Another blow to ‘water structure effects’ at interfaces comes from a paper by Mischa Bonn and colleagues, in Huib Bakker’s group at FOM Amsterdam (M. Sovago et al., Phys. Rev. Lett. 100, 173901; 2008 – paper here). They have investigated the double-peaked vibrational sum-frequency generation (VSFG) spectrum of the O-H bonds of interfacial water in the hydrogen-bonded region, at a lipid-water interface. The two peaks have previously been interpreted as two distinct classes of hydrogen bond, ‘weak’ (ice-like) and ‘strong’ (water-like). But the FOM team, along with others from the Universities of Amsterdam and Utrecht, have evidence from isotope substitution experiments that the double peak is due to vibrational coupling between stretching and bending modes. They therefore conclude that the interfacial water is more homogeneous than has been thought.
How ions affect hydration and hydrophobic interactions is one of the thorniest problems in this field, and I won’t repeat myself by trying to summarize what has been said previously on the issue. Suffice to say that this question is intimately bound up with the notoriously puzzling ion-specific Hofmeister effects on solubility and aggregation of proteins. Neither am I going to make a poor attempt at summarizing the conclusions of a new investigation into these phenomena by Roland Netz and colleagues in Germany and Sweden (D. Horinek et al., Langmuir 24, 1271-1283; 2008 – paper here). Let’s just say that they have used single-molecule AFM experiments and MD simulations to delve into the ion-specific factors, free from complications of bubble nucleation and cavitation that may intervene for extended surfaces. The punchline is that “the most important factor determining ion-specific adsorption at hydrophobic surfaces can best be described as surface-modified ion hydration” – but you’d best read the paper to unpack that. A useful addition to a complicated story.
Lawrence Pratt and coworkers have a preprint exploring the role of dispersion forces on the potential of mean force between methane molecules in water. The find that these attractive methane-water interactions contribute a repulsive term to the pair potential (potential of mean force, pmf) between methanes. They also say that packing effects in the hydration shells make a dominant contribution to this pmf, but not in a way that can be interpreted with a perturbative approach – that is (if I’ve understood this properly), by treating the pmf as a perturbation expansion around this basic term.
Haiping Fang of the Shanghai Institute of Applied Physics and his coworkers have a very nice ‘topical review’ entitled ‘Dynamics of single-file water chains inside nanoscale channels: physics, biological significance and applications’ in J. Phys.

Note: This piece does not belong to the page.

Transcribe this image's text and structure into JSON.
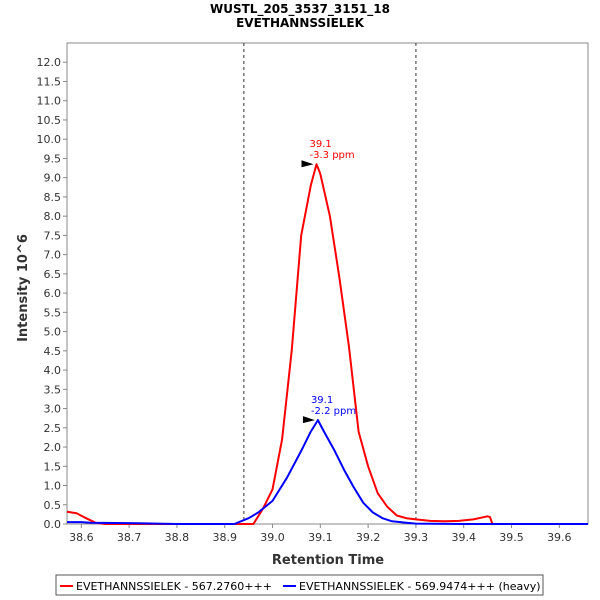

D: Appl. Phys. 41, 103002 (2008). Some of the same issues, and some others, are addressed in a recent review by Gerhard Hummer and colleagues: J. C. Rasaiah et al., ‘Water in nonpolar confinement: from proteins to nanotubes and beyond’, Ann. Rev. Phys. Chem. 59, 713-740 (2008).
Finally, a free advert for a RSC Faraday Division discussion meeting on 27-29 August at Heriot-Watt University in Edinburgh entitled ‘Water: From Interfaces to the Bulk’ (see details here.). The announcement says that this meeting “plans to achieve a unification of views towards the goal of understanding the microscopic structure and behaviour of condensed phases of water at interfaces and progressing into the bulk.” I wish I could be there.